Power Consumption Analysis:
Total estimated power consumption change across all binaries is <0.001%. Affected binaries show negligible variations:

• build.bin.libllama.so: -0.0% (280,780 nJ → 280,780 nJ)
• build.bin.llama-run: -0.0% (266,868 nJ → 266,867 nJ)

Flame Graph and CFG Analysis:
The _ZNSt7__cxx1112regex_traitsIcE10_RegexMaskC1Eth function shows identical assembly code between versions with single-block execution (22 ns runtime). The 0.01 ns timing difference stems from micro-architectural factors rather than code changes, as confirmed by byte-for-byte identical instruction sequences.

GitHub Code Review:
The concurrent PR #108 adds compressed tensor dequantization support for Kimi-K2-Thinking models in the Python conversion script.
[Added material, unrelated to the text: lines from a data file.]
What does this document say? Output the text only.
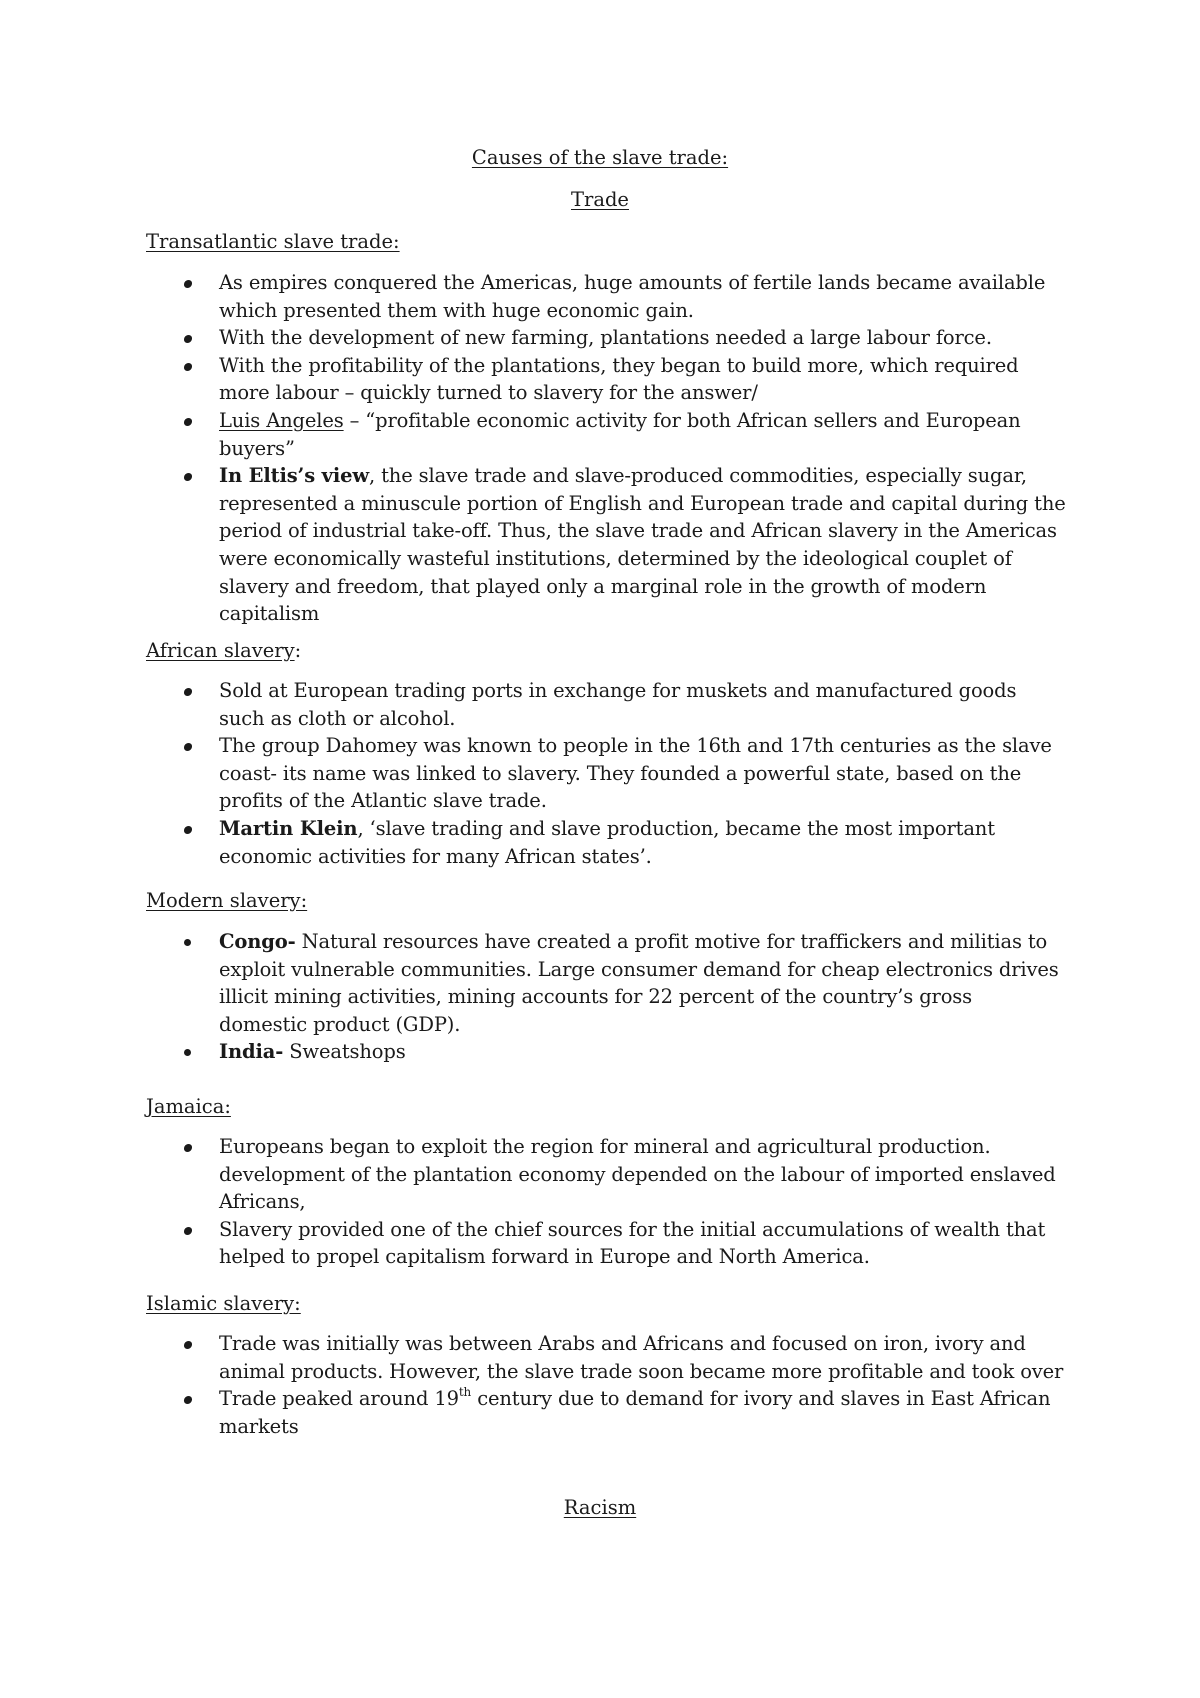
Causes of the slave trade:
Trade
Transatlantic slave trade:
As empires conquered the Americas, huge amounts of fertile lands became available which presented them with huge economic gain.
With the development of new farming, plantations needed a large labour force.
With the profitability of the plantations, they began to build more, which required more labour – quickly turned to slavery for the answer/
Luis Angeles – “profitable economic activity for both African sellers and European buyers”
In Eltis’s view, the slave trade and slave-produced commodities, especially sugar, represented a minuscule portion of English and European trade and capital during the period of industrial take-off. Thus, the slave trade and African slavery in the Americas were economically wasteful institutions, determined by the ideological couplet of slavery and freedom, that played only a marginal role in the growth of modern capitalism
African slavery:
Sold at European trading ports in exchange for muskets and manufactured goods such as cloth or alcohol.
The group Dahomey was known to people in the 16th and 17th centuries as the slave coast- its name was linked to slavery. They founded a powerful state, based on the profits of the Atlantic slave trade.
Martin Klein, ‘slave trading and slave production, became the most important economic activities for many African states’.
Modern slavery:
Congo- Natural resources have created a profit motive for traffickers and militias to exploit vulnerable communities. Large consumer demand for cheap electronics drives illicit mining activities, mining accounts for 22 percent of the country’s gross domestic product (GDP).
India- Sweatshops
Jamaica:
Europeans began to exploit the region for mineral and agricultural production. development of the plantation economy depended on the labour of imported enslaved Africans,
Slavery provided one of the chief sources for the initial accumulations of wealth that helped to propel capitalism forward in Europe and North America.
Islamic slavery:
Trade was initially was between Arabs and Africans and focused on iron, ivory and animal products. However, the slave trade soon became more profitable and took over
Trade peaked around 19th century due to demand for ivory and slaves in East African markets
Racism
This change is isolated to the conversion pipeline and does not affect runtime inference performance.

Conclusion:
The performance variations represent measurement noise rather than functional changes. All core inference functions maintain identical performance characteristics, ensuring consistent tokens per second throughput. The system demonstrates stable performance with no actionable optimization requirements.